At the Kenyon Review Young Writers Workshop, laptops are stowed away as rising high school juniors and seniors jot, scratch and scribble away with ink and paper, composing couplets in wood-paneled classrooms or drafting a short story under a shady tree. The budding authors and poets are free to write whatever, whenever, wherever they want — but, with rare exceptions, typing is verboten. 

“There’s something about the slowness of composing longhand that makes you consider your words more carefully,” according to Andy Grace ’00, acting poetry editor at the Kenyon Review and one of the Review’s site directors. “You’re not cutting and pasting. If you’re going to move a paragraph, you have to rewrite it, and in the rewriting you’re automatically revising and making it better.”

“When you’re handwriting, there’s a different kind of connection between your brain and the content that’s coming out,” said Kirsten Ogden, a Young Writers instructor for the past 15 years. “It’s a tactile experience for the students, different from their electronics and social media and stuff like that. It slows down their thinking a little bit.”

Some Young Writers alumni go on to enroll at Kenyon after graduating high school, even coming back to help run the program. Noah Dversdall ’19, an English major from Beavercreek, Ohio, remained in Gambier after graduation to work as a Young Writers resident advisor. He’s always preferred to write poetry by hand. 

“You don’t write your best poetry when you’re on your computer,” Dversdall said. “It just feels more analytical and colder — a lot less emotional or connected.”

By getting away from the endless revisions that a word processor facilitates and embracing the messy, freeform nature of an old-fashioned notebook, students also are able to focus more on the process of writing and less on the final result. 

“The ethos of the program is that we focus on generating new work,” Grace said. Except for a couple of polished and typeset pieces selected for inclusion in an end-of-workshop printed anthology, students “don’t do a ton of revising.” 

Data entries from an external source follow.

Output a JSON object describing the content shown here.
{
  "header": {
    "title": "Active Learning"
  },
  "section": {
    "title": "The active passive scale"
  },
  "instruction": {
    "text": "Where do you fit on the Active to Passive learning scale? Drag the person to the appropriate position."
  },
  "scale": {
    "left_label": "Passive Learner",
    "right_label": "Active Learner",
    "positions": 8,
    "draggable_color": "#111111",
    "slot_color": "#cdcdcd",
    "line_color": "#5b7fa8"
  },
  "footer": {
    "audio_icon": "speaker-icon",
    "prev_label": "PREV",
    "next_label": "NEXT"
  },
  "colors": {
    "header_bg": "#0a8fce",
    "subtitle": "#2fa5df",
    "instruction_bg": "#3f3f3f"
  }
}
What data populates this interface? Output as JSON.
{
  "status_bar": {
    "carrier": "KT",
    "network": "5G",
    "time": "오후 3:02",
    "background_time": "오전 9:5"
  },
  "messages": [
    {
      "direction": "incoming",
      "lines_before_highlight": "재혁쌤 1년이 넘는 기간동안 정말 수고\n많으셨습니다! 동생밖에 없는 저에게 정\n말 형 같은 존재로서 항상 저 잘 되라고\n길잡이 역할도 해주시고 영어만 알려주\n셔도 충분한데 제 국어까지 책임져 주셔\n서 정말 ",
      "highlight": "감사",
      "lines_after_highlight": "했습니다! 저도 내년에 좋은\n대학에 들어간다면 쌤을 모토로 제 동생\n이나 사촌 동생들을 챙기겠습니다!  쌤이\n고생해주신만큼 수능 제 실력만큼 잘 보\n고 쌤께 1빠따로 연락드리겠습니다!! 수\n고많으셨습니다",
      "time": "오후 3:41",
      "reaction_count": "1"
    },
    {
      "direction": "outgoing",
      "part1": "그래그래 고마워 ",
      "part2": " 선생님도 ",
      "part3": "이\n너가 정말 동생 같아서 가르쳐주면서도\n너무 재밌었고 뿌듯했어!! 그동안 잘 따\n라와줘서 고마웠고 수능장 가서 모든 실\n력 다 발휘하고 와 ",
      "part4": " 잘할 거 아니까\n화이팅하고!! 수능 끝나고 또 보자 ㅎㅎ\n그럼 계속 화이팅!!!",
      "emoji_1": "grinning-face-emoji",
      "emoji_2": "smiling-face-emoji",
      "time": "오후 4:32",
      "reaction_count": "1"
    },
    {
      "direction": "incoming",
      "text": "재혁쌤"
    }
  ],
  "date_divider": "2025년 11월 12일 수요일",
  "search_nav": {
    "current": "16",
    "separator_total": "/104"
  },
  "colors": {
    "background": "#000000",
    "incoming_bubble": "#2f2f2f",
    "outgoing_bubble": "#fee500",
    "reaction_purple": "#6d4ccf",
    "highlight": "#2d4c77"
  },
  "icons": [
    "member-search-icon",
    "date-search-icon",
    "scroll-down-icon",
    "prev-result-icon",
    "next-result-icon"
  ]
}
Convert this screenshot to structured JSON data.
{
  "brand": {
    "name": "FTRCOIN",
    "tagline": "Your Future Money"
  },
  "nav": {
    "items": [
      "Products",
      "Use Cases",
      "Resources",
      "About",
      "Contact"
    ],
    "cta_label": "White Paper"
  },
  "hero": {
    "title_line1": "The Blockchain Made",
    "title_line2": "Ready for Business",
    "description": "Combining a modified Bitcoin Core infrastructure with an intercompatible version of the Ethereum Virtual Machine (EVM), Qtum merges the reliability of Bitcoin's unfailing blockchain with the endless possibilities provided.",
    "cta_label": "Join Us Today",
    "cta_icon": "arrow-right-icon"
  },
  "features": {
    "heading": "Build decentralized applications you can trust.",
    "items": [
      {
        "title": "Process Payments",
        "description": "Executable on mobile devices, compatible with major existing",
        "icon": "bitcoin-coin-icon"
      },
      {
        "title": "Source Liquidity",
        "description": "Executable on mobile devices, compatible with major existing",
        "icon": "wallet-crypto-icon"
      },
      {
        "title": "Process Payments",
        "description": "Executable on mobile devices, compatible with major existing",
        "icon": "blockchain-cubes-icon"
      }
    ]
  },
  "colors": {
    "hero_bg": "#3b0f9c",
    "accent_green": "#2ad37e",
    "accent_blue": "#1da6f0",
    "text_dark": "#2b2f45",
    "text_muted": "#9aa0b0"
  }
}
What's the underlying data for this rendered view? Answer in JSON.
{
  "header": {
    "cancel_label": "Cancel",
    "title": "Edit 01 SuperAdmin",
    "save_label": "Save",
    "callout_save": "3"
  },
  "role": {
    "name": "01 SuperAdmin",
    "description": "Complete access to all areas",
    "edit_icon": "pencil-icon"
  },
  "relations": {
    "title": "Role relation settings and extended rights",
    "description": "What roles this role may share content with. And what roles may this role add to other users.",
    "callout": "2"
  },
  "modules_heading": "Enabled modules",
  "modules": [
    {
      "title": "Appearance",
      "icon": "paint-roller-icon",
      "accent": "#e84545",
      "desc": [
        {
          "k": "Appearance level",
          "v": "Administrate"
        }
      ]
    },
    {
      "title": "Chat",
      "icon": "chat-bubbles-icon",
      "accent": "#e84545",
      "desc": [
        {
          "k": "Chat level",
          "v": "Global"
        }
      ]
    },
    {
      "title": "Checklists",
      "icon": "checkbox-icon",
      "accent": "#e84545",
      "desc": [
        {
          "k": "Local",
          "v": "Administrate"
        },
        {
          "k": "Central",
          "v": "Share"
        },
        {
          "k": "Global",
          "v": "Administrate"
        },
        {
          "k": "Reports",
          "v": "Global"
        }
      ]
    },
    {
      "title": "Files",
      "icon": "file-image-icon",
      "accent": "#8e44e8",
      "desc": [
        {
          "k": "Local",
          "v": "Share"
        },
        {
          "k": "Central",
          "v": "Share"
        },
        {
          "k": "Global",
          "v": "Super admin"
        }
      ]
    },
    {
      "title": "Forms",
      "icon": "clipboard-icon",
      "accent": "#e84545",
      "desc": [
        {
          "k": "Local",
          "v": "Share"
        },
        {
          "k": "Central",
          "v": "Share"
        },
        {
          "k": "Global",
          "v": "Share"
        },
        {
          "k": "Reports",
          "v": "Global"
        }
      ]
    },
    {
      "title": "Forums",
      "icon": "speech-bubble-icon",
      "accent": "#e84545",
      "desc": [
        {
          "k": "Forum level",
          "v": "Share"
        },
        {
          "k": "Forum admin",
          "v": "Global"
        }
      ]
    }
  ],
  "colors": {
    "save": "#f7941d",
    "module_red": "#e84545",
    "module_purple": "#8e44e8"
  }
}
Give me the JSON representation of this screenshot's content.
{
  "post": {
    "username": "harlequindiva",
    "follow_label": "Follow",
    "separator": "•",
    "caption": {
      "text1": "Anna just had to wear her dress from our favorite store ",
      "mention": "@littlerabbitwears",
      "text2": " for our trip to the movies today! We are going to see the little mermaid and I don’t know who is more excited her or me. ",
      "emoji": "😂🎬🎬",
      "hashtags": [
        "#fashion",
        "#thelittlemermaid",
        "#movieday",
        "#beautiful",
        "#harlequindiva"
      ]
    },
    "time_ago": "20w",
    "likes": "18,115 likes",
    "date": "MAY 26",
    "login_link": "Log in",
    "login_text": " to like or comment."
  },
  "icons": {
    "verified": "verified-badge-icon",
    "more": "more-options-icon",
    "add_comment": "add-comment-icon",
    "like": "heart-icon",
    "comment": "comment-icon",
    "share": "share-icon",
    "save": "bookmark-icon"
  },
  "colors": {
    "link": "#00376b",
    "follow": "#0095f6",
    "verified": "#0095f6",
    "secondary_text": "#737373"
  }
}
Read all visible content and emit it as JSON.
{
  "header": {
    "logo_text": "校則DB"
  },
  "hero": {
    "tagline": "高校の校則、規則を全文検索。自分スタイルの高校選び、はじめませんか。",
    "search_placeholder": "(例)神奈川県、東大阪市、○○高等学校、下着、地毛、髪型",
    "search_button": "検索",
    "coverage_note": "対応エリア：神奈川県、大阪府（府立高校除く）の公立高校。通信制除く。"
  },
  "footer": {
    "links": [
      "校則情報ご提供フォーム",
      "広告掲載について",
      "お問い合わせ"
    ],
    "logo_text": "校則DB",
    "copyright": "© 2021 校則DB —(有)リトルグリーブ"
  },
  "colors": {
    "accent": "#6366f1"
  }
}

Getting half-formed ideas onto paper can benefit students even after they leave Gambier, Grace said. “They have something to go off of, as opposed to just the blinking cursor of the blank document.” 

“We send the students home with a notebook full of starts,” said instructor and Kenyon Review book review editor Adam Clay. “If you had 30 Google Docs, you may never dive into those, but you can literally open it up in front of you and have the start.” To further explore the physical transference of words from brain to paper, Clay even has his students experiment with using their non-dominant hand to write — a frustratingly slow exercise. “You have all these thoughts you want to get down, but you have to really think about the act of writing,” he said. 

Although the Young Writers are told about the handwriting policy before arriving in Gambier, a few are always surprised to find on their first day that the rule is actually enforced. Soon enough, however, “most people come around to it,” Dversdall said, since “getting away from screens and all the distractions is a really important part of the workshop.”

“Just being there in the workshop and having that atmosphere of everyone writing by hand, it’s part of the learning experience,” he continued. “You can hear the pens scribbling.”